For programming, we should be trying to type less. Tools like TabNine should help:

https://www.tabnine.com/

Besides the deep learning part, this is already very much what working in C# and Visual Studio (Code) is like.

To get to

> new FoobarGenerator().Create(new FoobarOptions { foo = 3 });

, the keystrokes would be more like

< new Fo<tab><enter>

> new FoobarGenerator()

< .Cr<tab><enter>

> new FoobarGenerator().Create(

< new<tab><enter>

> new FoobarGenerator().Create(new FoobarOptions

< { f<tab><enter>

> new FoobarGenerator().Create(new FoobarOptions { foo =

< 3 } );

> new FoobarGenerator().Create(new FoobarOptions { foo = 3 });

> Besides the deep learning part, this is already very much what working in C# and Visual Studio (Code) is like.

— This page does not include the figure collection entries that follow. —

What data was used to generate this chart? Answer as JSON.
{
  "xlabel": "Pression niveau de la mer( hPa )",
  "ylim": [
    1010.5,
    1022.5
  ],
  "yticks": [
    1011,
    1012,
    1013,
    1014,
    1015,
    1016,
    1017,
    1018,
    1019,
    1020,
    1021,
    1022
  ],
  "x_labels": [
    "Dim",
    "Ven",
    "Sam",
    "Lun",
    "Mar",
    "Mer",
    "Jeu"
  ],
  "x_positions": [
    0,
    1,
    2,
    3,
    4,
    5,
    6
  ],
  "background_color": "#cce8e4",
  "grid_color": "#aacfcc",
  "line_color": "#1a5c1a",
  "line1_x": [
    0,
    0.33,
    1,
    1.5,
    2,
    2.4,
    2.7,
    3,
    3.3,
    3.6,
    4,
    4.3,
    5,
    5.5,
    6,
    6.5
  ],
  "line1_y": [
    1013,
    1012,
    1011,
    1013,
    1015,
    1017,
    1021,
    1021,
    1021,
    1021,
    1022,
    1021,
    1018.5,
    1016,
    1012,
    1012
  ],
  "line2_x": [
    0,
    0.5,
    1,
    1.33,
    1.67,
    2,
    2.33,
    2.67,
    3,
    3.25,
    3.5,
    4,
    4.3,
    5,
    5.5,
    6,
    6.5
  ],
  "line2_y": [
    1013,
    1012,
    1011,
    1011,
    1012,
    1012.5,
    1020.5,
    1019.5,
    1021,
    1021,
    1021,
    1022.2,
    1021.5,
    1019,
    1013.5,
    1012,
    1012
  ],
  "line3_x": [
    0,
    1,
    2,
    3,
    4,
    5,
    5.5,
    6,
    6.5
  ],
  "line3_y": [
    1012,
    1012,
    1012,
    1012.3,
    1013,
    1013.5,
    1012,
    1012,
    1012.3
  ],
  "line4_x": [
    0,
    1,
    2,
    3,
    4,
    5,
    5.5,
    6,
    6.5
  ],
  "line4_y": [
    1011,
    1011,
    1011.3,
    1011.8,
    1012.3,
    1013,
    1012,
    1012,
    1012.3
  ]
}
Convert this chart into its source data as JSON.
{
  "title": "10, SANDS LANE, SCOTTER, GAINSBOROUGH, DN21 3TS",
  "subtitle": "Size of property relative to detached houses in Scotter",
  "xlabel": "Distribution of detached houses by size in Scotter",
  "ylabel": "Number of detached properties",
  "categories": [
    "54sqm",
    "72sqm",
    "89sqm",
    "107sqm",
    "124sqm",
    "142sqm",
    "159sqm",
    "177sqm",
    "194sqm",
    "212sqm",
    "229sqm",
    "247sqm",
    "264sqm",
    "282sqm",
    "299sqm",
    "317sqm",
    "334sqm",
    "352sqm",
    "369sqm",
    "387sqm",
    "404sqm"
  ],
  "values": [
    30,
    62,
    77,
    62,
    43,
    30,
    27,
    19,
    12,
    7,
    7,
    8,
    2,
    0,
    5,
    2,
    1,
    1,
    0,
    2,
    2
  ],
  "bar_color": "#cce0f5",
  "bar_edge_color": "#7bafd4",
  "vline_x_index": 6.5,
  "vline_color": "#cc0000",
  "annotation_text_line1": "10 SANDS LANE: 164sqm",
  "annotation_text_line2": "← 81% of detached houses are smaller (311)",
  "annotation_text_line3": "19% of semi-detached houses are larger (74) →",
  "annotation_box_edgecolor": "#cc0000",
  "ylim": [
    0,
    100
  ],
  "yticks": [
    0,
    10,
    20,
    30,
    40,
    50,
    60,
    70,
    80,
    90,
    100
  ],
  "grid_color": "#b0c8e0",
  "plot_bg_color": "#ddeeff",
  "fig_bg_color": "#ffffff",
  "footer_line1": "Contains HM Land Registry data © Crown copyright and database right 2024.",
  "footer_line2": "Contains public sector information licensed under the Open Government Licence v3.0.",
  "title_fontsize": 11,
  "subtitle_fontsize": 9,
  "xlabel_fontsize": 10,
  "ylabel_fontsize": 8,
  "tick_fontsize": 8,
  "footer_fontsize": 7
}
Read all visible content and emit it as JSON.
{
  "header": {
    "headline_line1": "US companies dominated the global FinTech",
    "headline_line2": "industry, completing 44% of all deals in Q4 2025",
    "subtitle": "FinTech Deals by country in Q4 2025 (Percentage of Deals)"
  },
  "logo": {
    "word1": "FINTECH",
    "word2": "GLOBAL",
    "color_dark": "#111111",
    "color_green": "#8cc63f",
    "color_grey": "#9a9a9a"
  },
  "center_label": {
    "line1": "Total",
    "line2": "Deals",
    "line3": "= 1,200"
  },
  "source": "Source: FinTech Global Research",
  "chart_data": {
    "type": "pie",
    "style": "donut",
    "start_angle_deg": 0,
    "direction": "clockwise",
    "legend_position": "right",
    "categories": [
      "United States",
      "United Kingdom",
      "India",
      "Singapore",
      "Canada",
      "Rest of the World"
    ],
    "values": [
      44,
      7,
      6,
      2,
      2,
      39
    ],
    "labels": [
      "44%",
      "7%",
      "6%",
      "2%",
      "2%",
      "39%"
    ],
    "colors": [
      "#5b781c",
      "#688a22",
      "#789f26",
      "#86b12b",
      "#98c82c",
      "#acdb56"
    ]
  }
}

Or any of the big 3 Java IDEs.

Or vim with a few plugins.
Or emacs, presumably (and TabNine supports “Visual Studio Code, IntelliJ Platform (IntelliJ IDEA, PyCharm, Android Studio, and others), Sublime Text, Vim, Vim (Deoplete), Vim (Coc), Emacs, Atom, [and] Jupyter Notebook”).
Interesting idea, but it's hard for me to reconcile the potential benefits with the pricing model in that specific case, particularly if the model it's using is only trained on open source and not evolving according to the user's own habits.
It keeps training on your own code when installed if you chose it to do so.

Although this was not a great experience on my already slow two core macbook.

The results were pretty amazing though.

I'm actually surprised not to see that mentioned on the page. Feels like merely a formal approach to what is otherwise an adhoc method.